MESS
DAVE SETTLED INTO his bench at the harbor. He’d skipped school for the second day in a row because he thought staring out at the cool waters of Morro Bay might be comforting. The bubble tea he’d bought an hour ago was on the ground by his feet, almost full. He’d made a mess of everything, and it served him right to sit there and feel every little bit of guilt that came his way.
MORE OR LESS
ANYTIME SHE COULD get away with it at school, Julia lived within the world of her headphones. For days now, music had been playing almost nonstop. Whenever she was forced to hit pause, the air around her was fraught with tension. No one else seemed to notice it. In fact, everyone else seemed to be drunk with happiness. That sense during school Julia had had only a couple months ago that everything had been dipped in butter, that time had slowed down to a torturous crawl, it had disappeared. The end of the year was in sight and everyone but Julia was giddy for it.
She waited in her car in the parking lot until the bell for first period liberated her from seeing Dave, and even then she’d still be late, waiting until she knew he would be seated dutifully in class. If she saw blond locks anywhere on campus, she turned the other direction. During lunch, she steered clear of the tree house, choosing to sneak bites of her sandwich by the graphic novels in the library, or leaving campus a couple of steps behind the throng of seniors who were known by their first names at the pizza shop.
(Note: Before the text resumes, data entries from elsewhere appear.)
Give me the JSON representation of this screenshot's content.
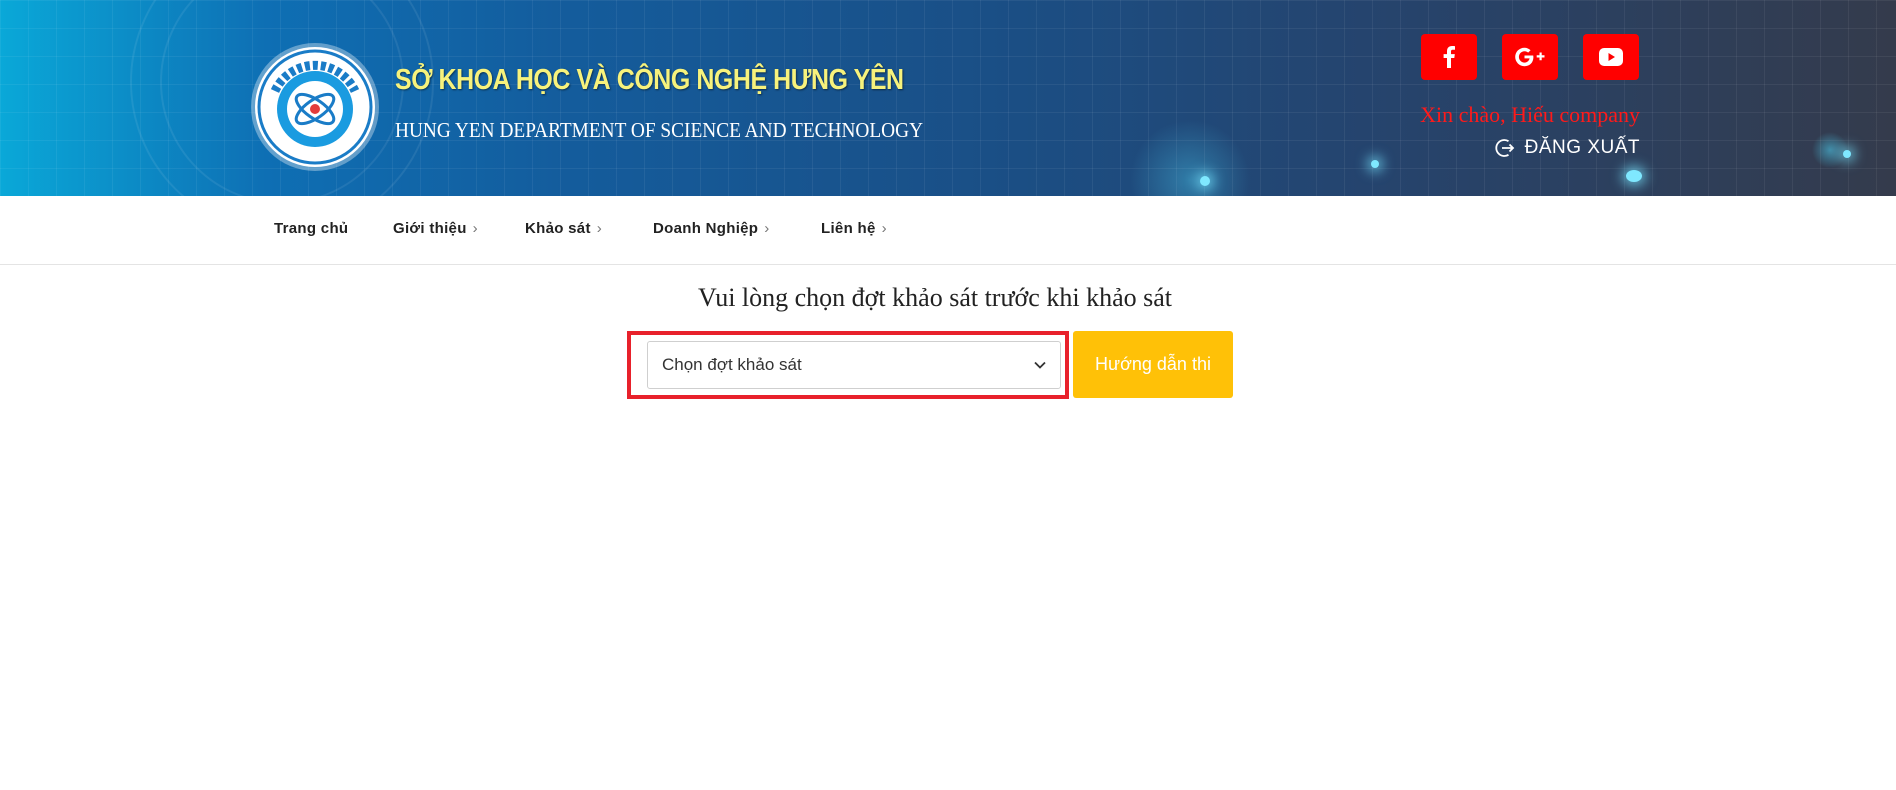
{
  "header": {
    "org_name_vn": "SỞ KHOA HỌC VÀ CÔNG NGHỆ HƯNG YÊN",
    "org_name_en": "HUNG YEN DEPARTMENT OF SCIENCE AND TECHNOLOGY",
    "logo_text": "KHOA HỌC VÀ CÔNG NGHỆ",
    "social": [
      {
        "name": "facebook",
        "icon": "facebook-icon"
      },
      {
        "name": "google-plus",
        "icon": "google-plus-icon"
      },
      {
        "name": "youtube",
        "icon": "youtube-icon"
      }
    ],
    "greeting": "Xin chào, Hiếu company",
    "logout_label": "ĐĂNG XUẤT",
    "logout_icon": "logout-icon"
  },
  "nav": {
    "items": [
      {
        "label": "Trang chủ",
        "has_submenu": false
      },
      {
        "label": "Giới thiệu",
        "has_submenu": true
      },
      {
        "label": "Khảo sát",
        "has_submenu": true
      },
      {
        "label": "Doanh Nghiệp",
        "has_submenu": true
      },
      {
        "label": "Liên hệ",
        "has_submenu": true
      }
    ]
  },
  "main": {
    "prompt": "Vui lòng chọn đợt khảo sát trước khi khảo sát",
    "survey_select": {
      "selected": "Chọn đợt khảo sát"
    },
    "guide_button": "Hướng dẫn thi"
  },
  "colors": {
    "social_bg": "#ff0000",
    "greeting": "#ff1a1a",
    "highlight_border": "#e8212b",
    "guide_button_bg": "#ffc107"
  }
}
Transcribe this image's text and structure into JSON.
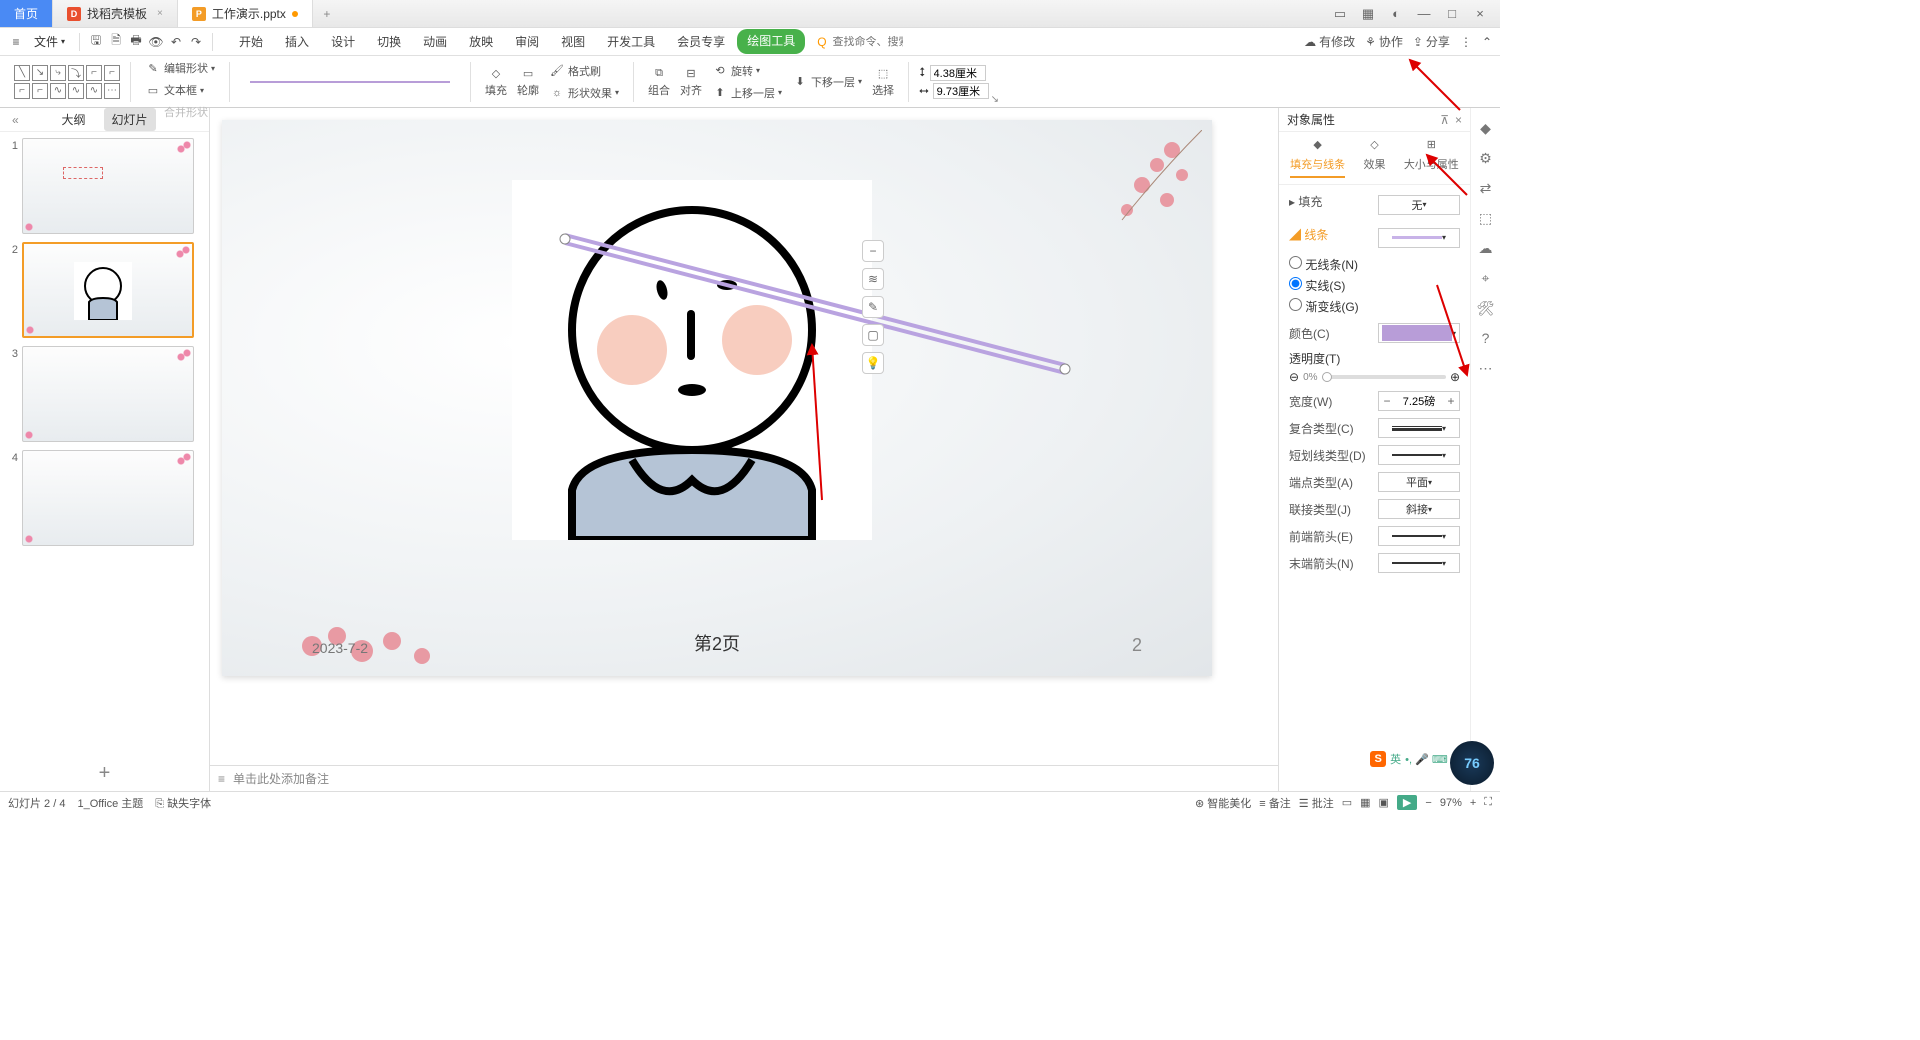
{
  "titlebar": {
    "tabs": [
      {
        "label": "首页"
      },
      {
        "label": "找稻壳模板"
      },
      {
        "label": "工作演示.pptx"
      }
    ],
    "win": {
      "min": "—",
      "max": "□",
      "close": "×"
    }
  },
  "menubar": {
    "file": "文件",
    "search_placeholder": "查找命令、搜索模板",
    "ribbon_tabs": [
      "开始",
      "插入",
      "设计",
      "切换",
      "动画",
      "放映",
      "审阅",
      "视图",
      "开发工具",
      "会员专享"
    ],
    "drawing_tool": "绘图工具",
    "right": {
      "pending": "有修改",
      "coop": "协作",
      "share": "分享"
    }
  },
  "ribbon": {
    "edit_shape": "编辑形状",
    "textbox": "文本框",
    "merge_shape": "合并形状",
    "fill": "填充",
    "outline": "轮廓",
    "effects": "形状效果",
    "format_painter": "格式刷",
    "group": "组合",
    "align": "对齐",
    "rotate": "旋转",
    "bring_fwd": "上移一层",
    "send_back": "下移一层",
    "select": "选择",
    "height": "4.38厘米",
    "width": "9.73厘米"
  },
  "sidebar": {
    "tabs": {
      "outline": "大纲",
      "slides": "幻灯片"
    },
    "nums": [
      "1",
      "2",
      "3",
      "4"
    ]
  },
  "slide": {
    "date": "2023-7-2",
    "page_center": "第2页",
    "page_right": "2"
  },
  "notes": {
    "placeholder": "单击此处添加备注"
  },
  "panel": {
    "title": "对象属性",
    "tabs": {
      "fill_line": "填充与线条",
      "effects": "效果",
      "size_prop": "大小与属性"
    },
    "fill": "填充",
    "fill_value": "无",
    "line": "线条",
    "line_options": {
      "none": "无线条(N)",
      "solid": "实线(S)",
      "gradient": "渐变线(G)"
    },
    "color": "颜色(C)",
    "transparency": "透明度(T)",
    "transparency_val": "0%",
    "width": "宽度(W)",
    "width_val": "7.25磅",
    "compound": "复合类型(C)",
    "dash": "短划线类型(D)",
    "cap": "端点类型(A)",
    "cap_val": "平面",
    "join": "联接类型(J)",
    "join_val": "斜接",
    "arrow_begin": "前端箭头(E)",
    "arrow_end": "末端箭头(N)"
  },
  "statusbar": {
    "slide_info": "幻灯片 2 / 4",
    "theme": "1_Office 主题",
    "missing_font": "缺失字体",
    "beautify": "智能美化",
    "notes_btn": "备注",
    "comments": "批注",
    "zoom": "97%",
    "ime": "英"
  },
  "hud": "76"
}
Music was her solace and her refuge, and rather than trying to cheer herself up, she found herself playing the saddest music she owned. Songs about breakups and their messy aftermaths offered the most consolation. When John Darnielle would sing to her, something like, I will get lonely and gasp for air, and send your name off from my lips like a signal flare, she’d think to herself: Goddamn right. People were always belittling teenage heartbreak. But heartbreak was heartbreak was heartbreak.
What was almost as bad was the increasingly obvious fact that she had no other friends. She and Dave had clung to each other for so long and now she was alone. She ate by herself. She drove home by herself. Her phone’s battery life seemed eternal thanks to inactivity. At night, when she felt like crying, Julia watched the Travel Channel, wrote her mom e-mails, asking when she was going to come. When she reread them, they sounded desperate. Even as she wrote them she knew they were desperate. She had fantasies of her mom whisking her away from San Luis Obispo right after graduation, taking her on a trip around Southeast Asia. They were cinematic clichés, these fantasies. Her mom pulling up in a Thelma & Louise convertible right on the lawn of the ceremony, honking the horn, scarves blowing in the wind, though Julia did not own a scarf. Sometimes, Julia felt like an only child wishing for siblings, like a girl making up imaginary friends.
Thursday morning, she was convinced she had exactly this to look forward to for the last month of school. Lonely moping, tearful nights, music, music, music. She was sitting in her car, waiting for the first period bell to ring when Principal Hill walked out into the parking lot and she was forced to pretend to be on her way. She gathered her bag and walked in a hurry through the front doors with her earbuds in, then walked straight past homeroom, not daring to look inside. She checked her e-mail again and her hear leapt when she saw her mom’s name come up. She almost smiled for the first time that week.